Final shot: tableau; embrace.
Second movie was The Smugglers. An entirely free-form set of absurdist gags. This is the kind of movie that puts me in heaven immediately, from the opening scene of a border guard saying "Some days it's hard to be a border guard," as he frisks a beautiful young woman looking for contraband watches. The Brigitte who was dandled by her uncle in the first movie continues her story here, and in the intervening year she became a knockout. She's got these short, slightly stocky, R.Crumbish legs ("great calves") and stance, despite being petite otherwise. And she's absolutely willing to be ridiculous.
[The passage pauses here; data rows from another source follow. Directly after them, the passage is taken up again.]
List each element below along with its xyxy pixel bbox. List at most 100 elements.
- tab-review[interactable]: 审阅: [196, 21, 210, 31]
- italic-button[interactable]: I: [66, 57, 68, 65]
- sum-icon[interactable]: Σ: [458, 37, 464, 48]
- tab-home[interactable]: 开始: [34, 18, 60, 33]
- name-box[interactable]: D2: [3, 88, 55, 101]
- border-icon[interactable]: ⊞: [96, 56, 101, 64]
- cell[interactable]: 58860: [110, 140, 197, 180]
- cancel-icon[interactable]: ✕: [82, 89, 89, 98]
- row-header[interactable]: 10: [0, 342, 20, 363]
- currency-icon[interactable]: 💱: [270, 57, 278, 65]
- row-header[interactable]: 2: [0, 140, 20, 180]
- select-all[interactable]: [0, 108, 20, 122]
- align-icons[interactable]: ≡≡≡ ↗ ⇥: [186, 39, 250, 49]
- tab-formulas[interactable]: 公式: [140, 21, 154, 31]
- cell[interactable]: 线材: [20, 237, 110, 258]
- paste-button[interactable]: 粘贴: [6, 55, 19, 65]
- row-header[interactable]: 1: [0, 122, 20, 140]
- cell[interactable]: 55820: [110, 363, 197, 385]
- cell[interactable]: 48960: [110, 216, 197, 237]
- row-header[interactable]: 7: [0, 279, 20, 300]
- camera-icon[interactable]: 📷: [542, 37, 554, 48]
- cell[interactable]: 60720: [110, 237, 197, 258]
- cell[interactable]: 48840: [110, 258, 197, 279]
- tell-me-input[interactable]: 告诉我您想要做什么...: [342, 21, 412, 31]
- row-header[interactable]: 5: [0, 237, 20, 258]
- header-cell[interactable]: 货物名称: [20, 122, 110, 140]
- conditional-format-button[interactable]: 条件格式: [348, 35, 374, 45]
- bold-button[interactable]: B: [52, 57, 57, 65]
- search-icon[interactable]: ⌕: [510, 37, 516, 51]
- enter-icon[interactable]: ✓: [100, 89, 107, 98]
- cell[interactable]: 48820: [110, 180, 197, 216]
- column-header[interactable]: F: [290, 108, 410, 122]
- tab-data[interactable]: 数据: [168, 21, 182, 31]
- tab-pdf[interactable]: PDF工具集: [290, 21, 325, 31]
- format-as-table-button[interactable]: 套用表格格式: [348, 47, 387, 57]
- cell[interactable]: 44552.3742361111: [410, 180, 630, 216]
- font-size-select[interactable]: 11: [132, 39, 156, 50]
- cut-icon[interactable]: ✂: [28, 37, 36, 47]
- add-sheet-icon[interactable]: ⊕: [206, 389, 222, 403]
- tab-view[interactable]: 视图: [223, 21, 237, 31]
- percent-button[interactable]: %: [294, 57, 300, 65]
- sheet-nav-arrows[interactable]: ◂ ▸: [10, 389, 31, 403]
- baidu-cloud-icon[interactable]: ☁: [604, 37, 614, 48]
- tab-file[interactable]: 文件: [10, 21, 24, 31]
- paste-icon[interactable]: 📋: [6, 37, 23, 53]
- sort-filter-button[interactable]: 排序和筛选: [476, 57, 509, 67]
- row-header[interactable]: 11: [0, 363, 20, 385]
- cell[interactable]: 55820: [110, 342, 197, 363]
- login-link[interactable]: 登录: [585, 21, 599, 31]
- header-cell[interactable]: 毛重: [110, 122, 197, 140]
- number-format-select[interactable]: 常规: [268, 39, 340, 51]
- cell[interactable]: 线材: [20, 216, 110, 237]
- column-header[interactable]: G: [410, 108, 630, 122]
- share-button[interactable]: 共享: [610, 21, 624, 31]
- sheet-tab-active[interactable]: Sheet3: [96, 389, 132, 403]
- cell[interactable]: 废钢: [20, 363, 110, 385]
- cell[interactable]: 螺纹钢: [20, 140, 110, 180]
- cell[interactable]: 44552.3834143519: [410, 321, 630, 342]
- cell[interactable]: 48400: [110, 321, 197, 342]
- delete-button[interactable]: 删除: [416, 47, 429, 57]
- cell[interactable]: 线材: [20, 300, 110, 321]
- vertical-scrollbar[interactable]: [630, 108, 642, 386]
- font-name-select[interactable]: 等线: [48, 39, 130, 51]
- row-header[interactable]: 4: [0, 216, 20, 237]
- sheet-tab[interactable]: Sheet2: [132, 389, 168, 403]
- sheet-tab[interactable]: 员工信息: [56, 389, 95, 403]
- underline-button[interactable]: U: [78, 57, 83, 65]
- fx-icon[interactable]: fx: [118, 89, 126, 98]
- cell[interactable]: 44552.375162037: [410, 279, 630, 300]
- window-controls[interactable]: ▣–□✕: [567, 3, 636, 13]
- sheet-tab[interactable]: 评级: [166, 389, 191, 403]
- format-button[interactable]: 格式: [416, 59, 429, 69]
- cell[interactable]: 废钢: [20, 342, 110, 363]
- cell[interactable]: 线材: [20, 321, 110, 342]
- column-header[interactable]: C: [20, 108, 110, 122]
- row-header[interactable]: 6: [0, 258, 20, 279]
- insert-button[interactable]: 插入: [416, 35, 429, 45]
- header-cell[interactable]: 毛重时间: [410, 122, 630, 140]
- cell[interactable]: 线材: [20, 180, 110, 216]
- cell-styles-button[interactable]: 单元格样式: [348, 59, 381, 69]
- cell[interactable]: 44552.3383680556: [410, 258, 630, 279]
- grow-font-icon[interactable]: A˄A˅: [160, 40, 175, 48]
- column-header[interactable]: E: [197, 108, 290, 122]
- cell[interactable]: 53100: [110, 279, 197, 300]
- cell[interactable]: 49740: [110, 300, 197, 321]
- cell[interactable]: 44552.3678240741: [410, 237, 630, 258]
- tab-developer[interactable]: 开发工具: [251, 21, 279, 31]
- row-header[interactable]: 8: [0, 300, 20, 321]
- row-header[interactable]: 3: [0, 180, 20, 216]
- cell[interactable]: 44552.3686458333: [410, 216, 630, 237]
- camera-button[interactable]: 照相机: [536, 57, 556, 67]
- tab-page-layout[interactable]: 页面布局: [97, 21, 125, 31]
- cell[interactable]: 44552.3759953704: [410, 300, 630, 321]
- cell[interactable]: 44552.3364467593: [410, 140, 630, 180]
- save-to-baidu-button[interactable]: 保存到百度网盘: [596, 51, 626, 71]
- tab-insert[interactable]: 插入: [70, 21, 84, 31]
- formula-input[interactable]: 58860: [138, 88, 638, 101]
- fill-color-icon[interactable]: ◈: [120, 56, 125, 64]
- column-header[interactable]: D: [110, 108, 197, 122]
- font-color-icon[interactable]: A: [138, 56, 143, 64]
I don't know how her legs stay looking so pristine, because the story calls for her to climb around on rocks for pretty much the duration. If I'd done half of her stunts, I'd have been black and blue. Loved her smuggler boyfriend, getting all Jerome Robbins on the big rocks when he steals a pair of shoes from a dead border guard. Loved the way the two girl smugglers avoid the border guard on the island--they just don't go to the island, basically, this island where there is nothing except a border guard. Loved how Brigitte can make not only nature, but another character's internal monologue stop short, just by yelling "Shut Up!" And in both these movies, I love how Moullet expects you to accept whatever reality he gives you. This comedy of borders, with smuggling as an altruistic act, seems as potent now as it must have ever been.
Final shot: two protagonists walk off camera (after an upending of the opening shot).